Let’s try to make this simple: If you have a take-home pay of $100,000 and you are mandated to put 43 percent ($43,000) in a trust fund but the bills you must pay amount to $90,000, what do you do? You cannot — other than bankruptcy. Changing Amendment 23 in this initiative could do the same for the state. If not, it certainly would create major problems for the budget committee and many underfunded items — such as higher education.
The new taxes that you will be asked to vote on will go into another fund, named the Achievement Fund. It can only be spent “to benefit the education of participants of preschool programs and public school kindergarten through twelfth grade students by implementing reforms and programmatic enhancements” — whatever all of that means. To make matters worse, neither fund can be used to replace the previous general fund appropriations.
It’s very complicated, and also a disaster for the legislature to be able to fund the needs of the state.
Now, to address the new tax on the ballot: Our current income tax is 4.63 percent of your federal tax.
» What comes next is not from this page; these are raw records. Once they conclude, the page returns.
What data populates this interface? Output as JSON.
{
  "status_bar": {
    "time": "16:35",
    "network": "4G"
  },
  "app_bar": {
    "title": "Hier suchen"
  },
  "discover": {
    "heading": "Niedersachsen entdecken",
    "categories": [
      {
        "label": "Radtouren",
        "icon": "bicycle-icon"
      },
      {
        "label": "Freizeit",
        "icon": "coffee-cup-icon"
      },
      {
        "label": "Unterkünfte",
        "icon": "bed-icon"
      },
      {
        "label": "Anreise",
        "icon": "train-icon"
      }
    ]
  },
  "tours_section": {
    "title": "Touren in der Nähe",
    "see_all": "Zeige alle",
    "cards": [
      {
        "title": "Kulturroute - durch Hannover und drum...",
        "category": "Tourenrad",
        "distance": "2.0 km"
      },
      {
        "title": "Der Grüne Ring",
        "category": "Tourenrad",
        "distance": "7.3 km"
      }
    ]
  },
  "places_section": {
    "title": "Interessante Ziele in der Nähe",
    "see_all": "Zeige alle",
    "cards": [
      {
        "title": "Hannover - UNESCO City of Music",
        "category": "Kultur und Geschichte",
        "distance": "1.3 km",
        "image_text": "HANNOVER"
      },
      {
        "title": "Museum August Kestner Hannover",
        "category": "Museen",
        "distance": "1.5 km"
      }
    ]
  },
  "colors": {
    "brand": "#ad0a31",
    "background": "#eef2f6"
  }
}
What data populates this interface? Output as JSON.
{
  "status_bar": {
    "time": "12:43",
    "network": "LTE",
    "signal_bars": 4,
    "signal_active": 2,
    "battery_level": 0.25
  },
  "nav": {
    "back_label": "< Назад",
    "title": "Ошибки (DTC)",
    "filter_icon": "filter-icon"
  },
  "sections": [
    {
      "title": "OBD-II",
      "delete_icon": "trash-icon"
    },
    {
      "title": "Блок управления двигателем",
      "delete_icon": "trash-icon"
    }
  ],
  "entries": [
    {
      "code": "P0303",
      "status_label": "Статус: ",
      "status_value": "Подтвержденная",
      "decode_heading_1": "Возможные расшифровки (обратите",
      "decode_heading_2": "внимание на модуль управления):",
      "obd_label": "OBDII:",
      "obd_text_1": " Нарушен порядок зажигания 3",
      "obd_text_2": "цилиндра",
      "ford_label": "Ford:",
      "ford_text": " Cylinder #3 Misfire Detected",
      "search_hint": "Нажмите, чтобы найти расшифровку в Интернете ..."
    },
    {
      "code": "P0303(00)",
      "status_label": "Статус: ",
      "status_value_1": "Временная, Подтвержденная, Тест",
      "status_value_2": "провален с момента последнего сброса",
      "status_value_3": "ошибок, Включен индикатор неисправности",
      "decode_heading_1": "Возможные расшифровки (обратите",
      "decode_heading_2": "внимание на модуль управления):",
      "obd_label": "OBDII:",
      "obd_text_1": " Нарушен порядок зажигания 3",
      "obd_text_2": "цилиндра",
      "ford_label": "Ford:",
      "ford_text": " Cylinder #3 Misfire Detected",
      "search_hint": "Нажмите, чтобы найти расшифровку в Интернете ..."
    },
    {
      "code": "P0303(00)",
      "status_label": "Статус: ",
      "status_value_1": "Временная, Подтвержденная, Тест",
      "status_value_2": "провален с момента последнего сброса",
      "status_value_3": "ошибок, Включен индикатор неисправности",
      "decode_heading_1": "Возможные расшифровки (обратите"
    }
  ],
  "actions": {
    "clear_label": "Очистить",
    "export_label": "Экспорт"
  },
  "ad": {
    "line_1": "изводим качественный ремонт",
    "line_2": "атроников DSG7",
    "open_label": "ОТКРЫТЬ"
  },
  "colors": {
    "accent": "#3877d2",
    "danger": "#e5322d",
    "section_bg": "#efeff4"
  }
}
The new increase for those earning $75,000 and less would be increased to 5 percent (an increase of 8 percent). Everyone above $75,000, except corporations, will have an increase to a tax of 5.96 percent, an increase of 27 percent. This new tax is to be paid by individuals, estates, and trusts only; corporations will not have a tax increase. This would mean individuals and small businesses will carry the burden of the new tax.
This could hurt the small businessman, since most of them do not incorporate, they pay the individual rate instead.
That is why I believe Amendment 66 will hurt our economy, which has not fully recovered. Please vote “no” on Amendment 66.